At Sara Curry Day School we have two strong founding principles.  The first is Emotional Education (learning about the self and others) and the second is Child-Directed Learning (finding true satisfaction in work).

How does Emotional Education fit into school?  The answer is children do not turn off their feelings when they enter the door. If a child is struggling with loneliness, fear, anger, anxiety, they cannot work at their best. Our method of A.R.T. means that in the classroom we Accept children’s feelings, we take the time to Reflect and we Teach them strategies of controlling, understanding, and managing their feelings, as well as the ability to understand why others behave the way they do.  Not only are these lifelong skills which help children to build great relationships and do well at work, they are essential in the classroom for full Executive Functioning and cognitive growth.  

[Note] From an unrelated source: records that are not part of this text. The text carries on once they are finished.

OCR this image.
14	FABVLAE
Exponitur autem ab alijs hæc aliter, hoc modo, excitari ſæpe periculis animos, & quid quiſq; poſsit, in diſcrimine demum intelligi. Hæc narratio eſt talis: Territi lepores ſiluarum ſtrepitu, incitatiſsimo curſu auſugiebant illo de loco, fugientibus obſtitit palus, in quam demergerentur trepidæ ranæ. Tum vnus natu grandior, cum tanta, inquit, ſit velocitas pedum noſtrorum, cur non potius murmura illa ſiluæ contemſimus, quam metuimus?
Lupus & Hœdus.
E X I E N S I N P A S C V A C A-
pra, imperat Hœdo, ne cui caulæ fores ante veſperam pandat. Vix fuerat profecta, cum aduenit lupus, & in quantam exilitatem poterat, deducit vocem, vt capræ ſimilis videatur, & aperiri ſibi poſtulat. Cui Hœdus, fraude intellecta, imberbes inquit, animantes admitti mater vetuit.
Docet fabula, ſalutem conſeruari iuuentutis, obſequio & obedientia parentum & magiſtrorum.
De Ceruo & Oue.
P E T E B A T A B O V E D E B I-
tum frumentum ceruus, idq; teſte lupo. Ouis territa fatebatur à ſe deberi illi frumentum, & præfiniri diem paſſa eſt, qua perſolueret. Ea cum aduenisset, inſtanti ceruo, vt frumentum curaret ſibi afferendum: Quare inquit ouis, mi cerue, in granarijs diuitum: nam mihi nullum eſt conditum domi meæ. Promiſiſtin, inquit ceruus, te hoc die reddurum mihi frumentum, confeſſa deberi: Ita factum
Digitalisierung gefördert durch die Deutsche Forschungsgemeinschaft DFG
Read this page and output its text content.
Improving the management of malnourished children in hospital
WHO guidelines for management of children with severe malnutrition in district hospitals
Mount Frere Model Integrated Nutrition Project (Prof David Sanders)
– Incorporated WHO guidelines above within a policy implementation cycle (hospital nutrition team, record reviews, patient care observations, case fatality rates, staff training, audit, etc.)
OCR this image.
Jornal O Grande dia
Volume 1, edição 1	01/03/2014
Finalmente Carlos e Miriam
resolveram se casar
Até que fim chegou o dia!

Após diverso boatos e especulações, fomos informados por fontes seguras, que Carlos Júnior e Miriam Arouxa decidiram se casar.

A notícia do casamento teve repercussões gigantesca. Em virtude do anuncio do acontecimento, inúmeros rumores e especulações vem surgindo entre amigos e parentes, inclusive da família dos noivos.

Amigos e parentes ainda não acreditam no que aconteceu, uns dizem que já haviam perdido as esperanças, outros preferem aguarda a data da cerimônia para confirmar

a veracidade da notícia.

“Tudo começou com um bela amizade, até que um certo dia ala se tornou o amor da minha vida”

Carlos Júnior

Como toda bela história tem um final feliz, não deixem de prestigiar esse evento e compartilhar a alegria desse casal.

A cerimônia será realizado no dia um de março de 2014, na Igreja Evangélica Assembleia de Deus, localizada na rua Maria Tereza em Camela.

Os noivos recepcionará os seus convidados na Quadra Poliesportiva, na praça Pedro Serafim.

How does Child-Directed learning improve academic outcomes?  Personal investment in a project is more important than doing what the teacher or your parents want you to do. Since children are full of curiosity and are natural learners, we want to encourage that passionate drive – we want to know what they want to know.  We spend time exploring the world together, going on adventures, then we help them to express their many many questions and unpack their interests. And finally we assist them in their projects, which can be as creative as they want.  Studies show that many children become disaffected, disengaged, bored, when it’s ‘top-down’ teaching that lacks relevance to them. Not at Sara Curry Day School.  Here, their agenda is our agenda. Our children are full of excitement.

Children are full of ideas and we need to LISTEN to them, they are the future, our ideas we learned at school 20 years ago will certainly not be useful 20 years from now when they are agents in the world. So we let them come up with solutions, we always ask ourselves WHY NOT as we let go of our own preconceived ideas and follow the minds that are entrusted to our care.  

They are the visionaries, we are the guides.